Abstract

THE viscosity of blood is a complex physical property determined by many factors. These factors include at least: (a) the physical characteristics of the blood cells (size, shape, deformability, etc.); (b) the concentration of the blood cells; (c) the composition of the plasma (especially the proteins) and the interactions between plasma and cells; (d) the shear rate. To examine the influence of cell shape and deformability on blood viscosity, we have compared, at low shear rates, the viscosities of suspensions of red blood cells and suspensions of rigid, spherical latex particles with diameters comparable to the major diameters of red cells in human blood. Polystyrene latex (Dow Chemical Co., Midland, Michigan) used for this purpose consisted of rigid spheres, with a mean diameter of 9.2µ, suspended in water with soap and stabilized with colloidal silica.

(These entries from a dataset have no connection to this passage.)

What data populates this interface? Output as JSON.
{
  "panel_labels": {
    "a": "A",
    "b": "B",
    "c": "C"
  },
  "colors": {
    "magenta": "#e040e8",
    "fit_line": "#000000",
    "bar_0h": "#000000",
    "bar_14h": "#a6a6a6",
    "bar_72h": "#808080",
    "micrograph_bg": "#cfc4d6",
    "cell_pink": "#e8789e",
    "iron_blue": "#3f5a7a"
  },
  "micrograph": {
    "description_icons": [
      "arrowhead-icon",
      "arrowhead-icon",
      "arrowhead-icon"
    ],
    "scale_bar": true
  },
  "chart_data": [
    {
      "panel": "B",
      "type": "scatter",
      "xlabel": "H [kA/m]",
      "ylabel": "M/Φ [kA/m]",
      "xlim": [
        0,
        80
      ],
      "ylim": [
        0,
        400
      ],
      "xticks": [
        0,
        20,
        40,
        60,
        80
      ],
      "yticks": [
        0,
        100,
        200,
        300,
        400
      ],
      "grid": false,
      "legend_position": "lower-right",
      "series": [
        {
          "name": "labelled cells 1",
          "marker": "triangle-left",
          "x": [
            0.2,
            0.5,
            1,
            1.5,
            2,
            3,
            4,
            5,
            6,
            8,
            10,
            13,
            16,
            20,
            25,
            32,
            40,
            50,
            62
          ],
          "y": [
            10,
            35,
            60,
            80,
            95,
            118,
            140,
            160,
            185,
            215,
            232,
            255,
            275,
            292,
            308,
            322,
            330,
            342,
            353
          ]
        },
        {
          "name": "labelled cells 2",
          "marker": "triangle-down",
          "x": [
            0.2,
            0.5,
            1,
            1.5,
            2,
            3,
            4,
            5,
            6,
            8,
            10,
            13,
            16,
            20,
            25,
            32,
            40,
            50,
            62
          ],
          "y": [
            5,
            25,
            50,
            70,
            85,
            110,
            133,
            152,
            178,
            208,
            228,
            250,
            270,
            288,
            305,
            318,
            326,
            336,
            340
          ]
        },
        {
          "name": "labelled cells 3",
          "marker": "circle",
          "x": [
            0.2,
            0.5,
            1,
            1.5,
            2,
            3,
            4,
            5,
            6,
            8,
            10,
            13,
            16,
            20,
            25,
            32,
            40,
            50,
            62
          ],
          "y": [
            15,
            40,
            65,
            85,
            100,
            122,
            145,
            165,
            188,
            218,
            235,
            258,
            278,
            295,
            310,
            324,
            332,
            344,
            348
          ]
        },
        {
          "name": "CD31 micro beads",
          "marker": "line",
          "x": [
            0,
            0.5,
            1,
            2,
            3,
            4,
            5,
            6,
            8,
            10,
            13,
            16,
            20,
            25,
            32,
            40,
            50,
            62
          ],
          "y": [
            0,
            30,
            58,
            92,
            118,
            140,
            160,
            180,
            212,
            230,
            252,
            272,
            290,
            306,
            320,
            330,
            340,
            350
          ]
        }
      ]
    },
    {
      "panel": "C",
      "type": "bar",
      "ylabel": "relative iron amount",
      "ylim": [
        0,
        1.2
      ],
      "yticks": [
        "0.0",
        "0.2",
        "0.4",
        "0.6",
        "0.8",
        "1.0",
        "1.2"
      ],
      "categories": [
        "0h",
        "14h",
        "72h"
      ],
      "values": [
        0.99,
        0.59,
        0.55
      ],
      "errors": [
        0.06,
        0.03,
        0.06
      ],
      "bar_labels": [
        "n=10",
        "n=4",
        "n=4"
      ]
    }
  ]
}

Human red blood cells are biconcave disks with a mean major diameter of 7.2µ (ref. 1) and are deformable2–4. In the work recorded here, plasma was removed from human blood and the cells washed and suspended in a protein-free solution (Ringer's solution), thus eliminating the influence of plasma proteins on blood viscosity and making the cell suspensions more comparable to the latex suspensions. Because of the dependence of the viscosity of cell suspensions on cell concentration and shear rate5,6, viscosity measurements on cell suspensions and latex suspensions were made over a wide range of particle concentration and at shear rates varying from 50 sec−1 to 0.02 sec−1.